M. Jean-Paul Balzamo. Dès le lendemain des événements, sur la base des éléments d’information fournis à la DNRED par le ministère de l’intérieur, nous avons injecté les numéros d’immatriculation dans nos portiques LAPI. Nous avons ainsi pu connaître dès l’après-midi les passages de véhicules concernés par les attentats : quand ils sont venus sur Paris et quand ils sont retournés en Belgique. Nous avons fait la même chose pour nos collègues belges à la suite des attentats de Bruxelles.

S’agissant des LAPI, la douane a fait un choix différent de ce qui avait été prévu en interministériel, à savoir des LAPI mobiles, car si un tel dispositif est adapté à la police et à la gendarmerie, la douane recherche quant à elle une infraction dont personne n’a encore connaissance. En utilisant les LAPI de manière fixe, nous avons démultiplié les informations. Avec trente-six lecteurs fixes, l’administration des douanes fonctionne H24, recueille ainsi plus d’informations que les 500 lecteurs mobiles du ministère de l’intérieur. Nous enrichissons les fichiers de ce ministère avec nos données.

M. le rapporteur. On nous a expliqué que les radars automatiques avaient également été utilisés dans la nuit du 13 novembre.

M. Jean-Paul Balzamo. Cela n’empêche pas.

M. Jean-Paul Garcia, chef de la direction nationale du renseignement et des enquêtes douanières. Si, après les attentats de janvier, nous avons eu quelque peine à recueillir les informations permettant au réseau douanier de se positionner dans des conditions d’efficacité immédiate, en novembre, en revanche, nous étions prêts immédiatement. Avant vingt-deux heures, le relai de la cellule de crise de la direction générale était installé à la DNRED et notre officier de liaison au sein de la cellule Allat, cellule inter-agences installée à la DGSI, était à son poste à Levallois et pouvait informer l’ensemble de la structure douanière d’alerte, de crise et de réaction avant minuit. Cette différence est essentiellement due à une meilleure intégration de la direction générale des douanes dans le dispositif de la DGSI. La difficulté, pendant la première moitié de l’année 2015, était d’obtenir de ce partenaire des informations pratiques d’utilisation immédiate, la DGSI étant extrêmement réticente à l’idée d’échanger des informations dès lors qu’une partie de l’opération est judiciarisée.

Les progrès à cet égard ont été considérables en raison de la création au sein de la DGSI de la cellule Allat réunissant des représentants de chacune des six centrales de renseignement ainsi que des services du second cercle, le service central du renseignement territorial (SCRT) et la direction du renseignement de la préfecture de police (DRPP).

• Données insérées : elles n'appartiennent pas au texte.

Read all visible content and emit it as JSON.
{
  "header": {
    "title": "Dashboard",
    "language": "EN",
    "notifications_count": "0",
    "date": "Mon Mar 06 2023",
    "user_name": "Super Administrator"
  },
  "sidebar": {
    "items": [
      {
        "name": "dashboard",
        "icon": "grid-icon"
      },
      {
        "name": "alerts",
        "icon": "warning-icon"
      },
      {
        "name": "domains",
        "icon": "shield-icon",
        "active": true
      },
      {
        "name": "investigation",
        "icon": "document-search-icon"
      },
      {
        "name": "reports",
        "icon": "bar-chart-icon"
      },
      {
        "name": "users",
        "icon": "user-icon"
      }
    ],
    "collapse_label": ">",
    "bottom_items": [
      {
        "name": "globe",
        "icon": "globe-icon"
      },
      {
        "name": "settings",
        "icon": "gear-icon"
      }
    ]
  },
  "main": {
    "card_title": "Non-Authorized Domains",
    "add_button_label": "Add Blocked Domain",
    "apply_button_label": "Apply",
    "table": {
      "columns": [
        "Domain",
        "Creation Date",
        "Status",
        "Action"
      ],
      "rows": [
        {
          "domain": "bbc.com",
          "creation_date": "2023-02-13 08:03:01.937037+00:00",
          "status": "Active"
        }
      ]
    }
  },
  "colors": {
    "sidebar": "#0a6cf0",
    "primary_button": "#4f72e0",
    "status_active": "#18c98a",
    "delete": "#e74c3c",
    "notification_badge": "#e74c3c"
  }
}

Le GOLT a été créé au sein de la DNRED au lendemain du 11 septembre 2001, en lien étroit avec Tracfin et les autres services de renseignement. Ce service a été très actif dans les mois et les années suivantes, puis il est progressivement devenu secondaire dans la mesure où, pendant la décennie 2005-2015, le terrorisme n’était plus un objectif majeur de la direction générale des douanes, et le trafic d’armes lui-même était plutôt secondaire, derrière les stupéfiants, le tabac, les contrefaçons et les mouvements de capitaux.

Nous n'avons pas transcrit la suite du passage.